Dünya genelinde olduğu gibi, Türkiye’de de 1980’lerden itibaren devlete dair etkinlik tartışmalarının baş göstermesi, enflasyon probleminin öne çıkması ve Sovyet blokunun yıkılması ekonomi politik zemini, piyasa-devlet işbirliğinden çıkarıp sadece piyasanın belirleyici olduğu bir yapıya dönüştürdü. Gümümüzde de iktisatçıların önemli bir kısmı bu piyasa merkezli yapıyı veri alarak analiz yapar ve bunun içinden çözüm önerileri sunar. Politikacılar da bu veri yapı içinde belli sosyal ve ekonomik hedefler doğrultusunda seçim odaklı bir ekonomi-politik akıl edinir. Bu yüzden, politikacıların ve iktisatçıların önemli bir kısmında temel sorunlara dönük güçlü itirazlar pek yükselmez. Bu durumu, örneğin birinci grup iktisatçıların ilgilerini sadece cari açığa veya ikinci grup iktisatçıların ilgilerini sadece makro iktisadi istikrara vermelerinde görürüz. Politik iktisatçılar ise genel olarak, cari açık ve istikrar dâhil mevcut sorunların büyük oranda mevcut ekonomi politik içinde geliştiği ve çözümlerini de bu ekonomi politiğin dönüştürülmesinde bulurlar.

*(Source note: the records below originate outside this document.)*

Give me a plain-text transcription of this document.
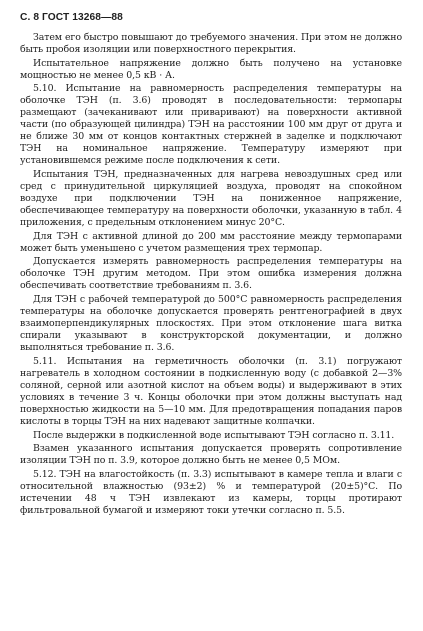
С. 8 ГОСТ 13268—88

Затем его быстро повышают до требуемого значения. При этом не должно быть пробоя изоляции или поверхностного перекрытия.

Испытательное напряжение должно быть получено на установке мощностью не менее 0,5 кВ · А.

5.10. Испытание на равномерность распределения температуры на оболочке ТЭН (п. 3.6) проводят в последовательности: термопары размещают (зачеканивают или приваривают) на поверхности активной части (по образующей цилиндра) ТЭН на расстоянии 100 мм друг от друга и не ближе 30 мм от концов контактных стержней в заделке и подключают ТЭН на номинальное напряжение. Температуру измеряют при установившемся режиме после подключения к сети.

Испытания ТЭН, предназначенных для нагрева невоздушных сред или сред с принудительной циркуляцией воздуха, проводят на спокойном воздухе при подключении ТЭН на пониженное напряжение, обеспечивающее температуру на поверхности оболочки, указанную в табл. 4 приложения, с предельным отклонением минус 20°С.

Для ТЭН с активной длиной до 200 мм расстояние между термопарами может быть уменьшено с учетом размещения трех термопар.

Допускается измерять равномерность распределения температуры на оболочке ТЭН другим методом. При этом ошибка измерения должна обеспечивать соответствие требованиям п. 3.6.

Для ТЭН с рабочей температурой до 500°С равномерность распределения температуры на оболочке допускается проверять рентгенографией в двух взаимоперпендикулярных плоскостях. При этом отклонение шага витка спирали указывают в конструкторской документации, и должно выполняться требование п. 3.6.

5.11. Испытания на герметичность оболочки (п. 3.1) погружают нагреватель в холодном состоянии в подкисленную воду (с добавкой 2—3% соляной, серной или азотной кислот на объем воды) и выдерживают в этих условиях в течение 3 ч. Концы оболочки при этом должны выступать над поверхностью жидкости на 5—10 мм. Для предотвращения попадания паров кислоты в торцы ТЭН на них надевают защитные колпачки.

После выдержки в подкисленной воде испытывают ТЭН согласно п. 3.11.

Взамен указанного испытания допускается проверять сопротивление изоляции ТЭН по п. 3.9, которое должно быть не менее 0,5 МОм.

5.12. ТЭН на влагостойкость (п. 3.3) испытывают в камере тепла и влаги с относительной влажностью (93±2) % и температурой (20±5)°С. По истечении 48 ч ТЭН извлекают из камеры, торцы протирают фильтровальной бумагой и измеряют токи утечки согласно п. 5.5.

Bu aşamada sırasıyla ilk önce makro iktisat politikalarına, daha sonra da genel iktisadi yapıya dönük düşüncelerimi ifade etmek istiyorum. Makroekonomik yapıya dair yaklaşımımı ilk iki görüş ekseninden de uzaklaşmamak için şu üç başlık altında sınıflandırıyorum: (i) cari açık (ii) istikrar ve (iii) sosyal refah.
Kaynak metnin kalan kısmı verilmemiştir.